The Long Beach airport seduces LA travelers with its tiny terminal and Jet Blue fares. It's a bit out of the way, though, a few miles from the Blue Line regional connector train and even further from downtown Long Beach's relatively well-served public transit grid. My ex-boyfriend Bobby discovered some time ago that biking from the Wardlow Blue Line station makes the most sense for the able bodied among us. Today I was returning, bikeless, from a long trip to the South and the Pacific Northwest, so I would need to choose between an overpriced taxi ride or an inconvenient bus ride to get me to the Blue Line.

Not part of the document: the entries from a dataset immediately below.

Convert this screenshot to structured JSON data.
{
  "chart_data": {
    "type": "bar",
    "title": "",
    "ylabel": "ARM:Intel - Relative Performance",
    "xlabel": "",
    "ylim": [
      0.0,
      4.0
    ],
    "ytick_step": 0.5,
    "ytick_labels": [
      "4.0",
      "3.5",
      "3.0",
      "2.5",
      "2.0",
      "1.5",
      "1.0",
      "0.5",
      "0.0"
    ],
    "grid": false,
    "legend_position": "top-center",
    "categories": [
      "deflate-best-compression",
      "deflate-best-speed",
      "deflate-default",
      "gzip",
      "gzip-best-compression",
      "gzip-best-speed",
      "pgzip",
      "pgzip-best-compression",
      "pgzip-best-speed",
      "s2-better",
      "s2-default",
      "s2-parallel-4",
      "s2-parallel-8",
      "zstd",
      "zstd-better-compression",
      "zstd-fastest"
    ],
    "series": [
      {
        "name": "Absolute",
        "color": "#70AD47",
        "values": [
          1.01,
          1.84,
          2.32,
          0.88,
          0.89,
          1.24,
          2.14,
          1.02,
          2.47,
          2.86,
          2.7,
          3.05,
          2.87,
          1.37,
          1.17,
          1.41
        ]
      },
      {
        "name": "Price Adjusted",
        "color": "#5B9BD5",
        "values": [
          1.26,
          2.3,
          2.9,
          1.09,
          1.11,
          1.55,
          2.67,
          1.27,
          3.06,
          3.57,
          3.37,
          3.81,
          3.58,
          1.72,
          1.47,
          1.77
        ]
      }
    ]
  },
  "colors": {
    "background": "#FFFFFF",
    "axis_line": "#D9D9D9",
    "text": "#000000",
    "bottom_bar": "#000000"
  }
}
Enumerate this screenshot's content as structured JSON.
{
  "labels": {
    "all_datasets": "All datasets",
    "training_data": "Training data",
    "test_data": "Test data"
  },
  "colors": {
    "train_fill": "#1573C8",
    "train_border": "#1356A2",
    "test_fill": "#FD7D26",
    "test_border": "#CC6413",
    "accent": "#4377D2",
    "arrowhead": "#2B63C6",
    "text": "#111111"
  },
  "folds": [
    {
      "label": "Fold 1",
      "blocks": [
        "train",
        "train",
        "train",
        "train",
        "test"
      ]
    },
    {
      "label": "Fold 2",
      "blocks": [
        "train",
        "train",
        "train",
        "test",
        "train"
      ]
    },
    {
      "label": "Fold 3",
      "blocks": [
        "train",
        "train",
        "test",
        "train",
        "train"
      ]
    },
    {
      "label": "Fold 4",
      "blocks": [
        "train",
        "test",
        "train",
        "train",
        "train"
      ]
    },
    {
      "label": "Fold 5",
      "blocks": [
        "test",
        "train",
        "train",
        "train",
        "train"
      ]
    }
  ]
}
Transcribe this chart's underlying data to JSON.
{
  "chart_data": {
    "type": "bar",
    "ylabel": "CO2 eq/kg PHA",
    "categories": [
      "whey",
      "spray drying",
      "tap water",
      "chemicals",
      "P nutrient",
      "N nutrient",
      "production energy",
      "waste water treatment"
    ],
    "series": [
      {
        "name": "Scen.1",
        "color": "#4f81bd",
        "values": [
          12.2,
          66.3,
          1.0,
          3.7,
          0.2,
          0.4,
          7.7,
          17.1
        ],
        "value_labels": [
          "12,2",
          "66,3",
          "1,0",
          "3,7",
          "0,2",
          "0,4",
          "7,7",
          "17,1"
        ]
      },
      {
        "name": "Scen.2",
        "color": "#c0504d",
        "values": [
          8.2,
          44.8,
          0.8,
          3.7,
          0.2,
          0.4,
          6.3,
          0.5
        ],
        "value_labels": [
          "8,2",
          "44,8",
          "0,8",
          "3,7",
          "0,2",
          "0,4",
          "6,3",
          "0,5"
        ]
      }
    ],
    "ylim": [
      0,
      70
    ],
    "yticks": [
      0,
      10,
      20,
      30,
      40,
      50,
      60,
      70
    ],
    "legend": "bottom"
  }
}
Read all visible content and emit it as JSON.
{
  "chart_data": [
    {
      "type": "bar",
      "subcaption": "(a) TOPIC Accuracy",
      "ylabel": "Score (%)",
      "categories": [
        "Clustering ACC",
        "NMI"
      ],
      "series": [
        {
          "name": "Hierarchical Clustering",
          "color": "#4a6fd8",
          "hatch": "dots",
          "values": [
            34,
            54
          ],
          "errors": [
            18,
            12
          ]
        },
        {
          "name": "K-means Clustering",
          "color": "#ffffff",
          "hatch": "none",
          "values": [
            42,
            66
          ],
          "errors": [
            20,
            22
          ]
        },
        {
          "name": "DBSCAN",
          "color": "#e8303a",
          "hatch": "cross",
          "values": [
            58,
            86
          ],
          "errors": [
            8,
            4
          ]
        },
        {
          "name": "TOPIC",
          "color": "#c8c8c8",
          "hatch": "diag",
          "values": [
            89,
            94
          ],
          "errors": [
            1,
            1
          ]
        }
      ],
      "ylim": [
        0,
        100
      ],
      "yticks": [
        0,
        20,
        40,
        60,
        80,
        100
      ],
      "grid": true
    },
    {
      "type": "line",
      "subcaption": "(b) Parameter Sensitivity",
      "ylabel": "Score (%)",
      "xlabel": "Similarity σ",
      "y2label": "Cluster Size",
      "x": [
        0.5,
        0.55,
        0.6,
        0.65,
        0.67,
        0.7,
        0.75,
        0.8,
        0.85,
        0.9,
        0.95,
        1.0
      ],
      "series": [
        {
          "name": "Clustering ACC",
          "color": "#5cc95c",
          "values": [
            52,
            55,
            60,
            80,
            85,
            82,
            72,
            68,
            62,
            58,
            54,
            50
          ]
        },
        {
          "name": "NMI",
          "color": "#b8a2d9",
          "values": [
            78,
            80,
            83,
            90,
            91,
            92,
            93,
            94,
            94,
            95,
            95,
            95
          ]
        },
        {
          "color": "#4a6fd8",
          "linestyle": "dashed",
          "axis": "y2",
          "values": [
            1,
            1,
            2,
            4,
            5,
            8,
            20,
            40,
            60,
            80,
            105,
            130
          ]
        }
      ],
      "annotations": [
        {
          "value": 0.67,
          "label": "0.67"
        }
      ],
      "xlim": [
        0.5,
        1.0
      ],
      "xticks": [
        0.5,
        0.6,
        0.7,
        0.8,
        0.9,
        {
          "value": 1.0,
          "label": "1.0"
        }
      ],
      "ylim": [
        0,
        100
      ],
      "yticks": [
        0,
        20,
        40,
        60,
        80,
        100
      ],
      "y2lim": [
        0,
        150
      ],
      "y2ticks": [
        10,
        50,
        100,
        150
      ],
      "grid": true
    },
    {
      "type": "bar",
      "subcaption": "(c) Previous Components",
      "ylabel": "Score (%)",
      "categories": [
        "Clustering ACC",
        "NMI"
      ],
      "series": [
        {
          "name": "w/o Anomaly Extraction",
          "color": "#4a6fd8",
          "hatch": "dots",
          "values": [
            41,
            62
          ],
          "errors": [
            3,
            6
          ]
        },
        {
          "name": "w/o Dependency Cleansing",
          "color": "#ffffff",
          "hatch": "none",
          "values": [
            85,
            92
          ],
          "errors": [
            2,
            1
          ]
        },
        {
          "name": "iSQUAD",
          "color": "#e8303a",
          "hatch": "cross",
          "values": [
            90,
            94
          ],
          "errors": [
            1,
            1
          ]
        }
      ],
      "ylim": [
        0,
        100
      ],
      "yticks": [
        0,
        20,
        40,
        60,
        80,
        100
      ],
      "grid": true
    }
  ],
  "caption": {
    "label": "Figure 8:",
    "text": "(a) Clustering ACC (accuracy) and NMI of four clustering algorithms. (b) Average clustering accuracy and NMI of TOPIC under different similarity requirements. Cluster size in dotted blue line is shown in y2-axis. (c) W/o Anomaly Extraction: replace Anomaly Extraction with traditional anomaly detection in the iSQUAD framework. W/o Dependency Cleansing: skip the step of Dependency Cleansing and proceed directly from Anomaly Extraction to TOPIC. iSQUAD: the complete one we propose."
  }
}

I'm not a fan of taxis; being a cyclist has made me very sensitive to aggressive driving, and most cab rides make me feel like I'm about to be party to murder. Plus the last time I took a cab from the Blue Line to the airport the cabbie and I got into an argument about the legality of him holding a cell phone to his ear as we careened madly down a highway. That didn't make me feel too good about the world, so this time around I decided to save $18 and take a bus for $1.25.
I bought a coffee so I'd have change for the bus, telling the guy at the counter my plan. He cheerfully commented that I'd be lucky to get home that day, and told me a story about having to eventually call in sick to work one day after the bus failed to come for hours. Didn't the bus service understand that working people rely on the bus?
Then I set out for the bus stop, a half mile walk away from the airport. This meant strolling down a sidewalk with an eight lane road on one side and various warehouses on the other, with my tote bag occasionally slipping off my shoulder and jarring the hot coffee in my hand. I started enjoying taking part in a deliberate disruption of this particular built environment, which had been designed to accommodate flows of automotive traffic. Whether intentional or merely shortsighted, this street erased people like me and the coffee shop worker from the equation, imagining the space to be used only by humans melted into sealed luxury capsules.
I caught my bus, fortunately, and headed to the Blue Line. For some reason the bus driver didn't want me to pay my fare till after we'd passed under the 405, where I saw some pedestrians walking across freeway on and off ramps without even a pretense of a sidewalk left.
After we passed Redondo on Willow the bus driver got off the bus and got into the driver's seat of a black BMW. A man smoking a long cigarette sat in the passenger seat. While the new bus driver adjusted herself the BMW zoomed away.
I think this sums up one of the biggest contradictions in public transportation. Operators make a middle class wage and eschew using the service they provide to other working people. What if the former poor had less contempt for the current poor? Would bus service be better? Of course I hardly think people can be blamed for slamming the door on what they consider to be low class (such as riding the bus) once they've raised their incomes. Is this not the American dream?
I've been riding trains, buses, and bikes long enough to understand that Americans have a horror of being perceived as inconvenienced. Waiting for a bus? Who would endure such humiliation? Spend two days on a train? It just doesn't make sense! Ride a bike instead of driving? It all smacks of disempowerment, even though people don't usually come out and say it. The self-determination implied by driving and flying act as a security blanket for people who know what it is to struggle.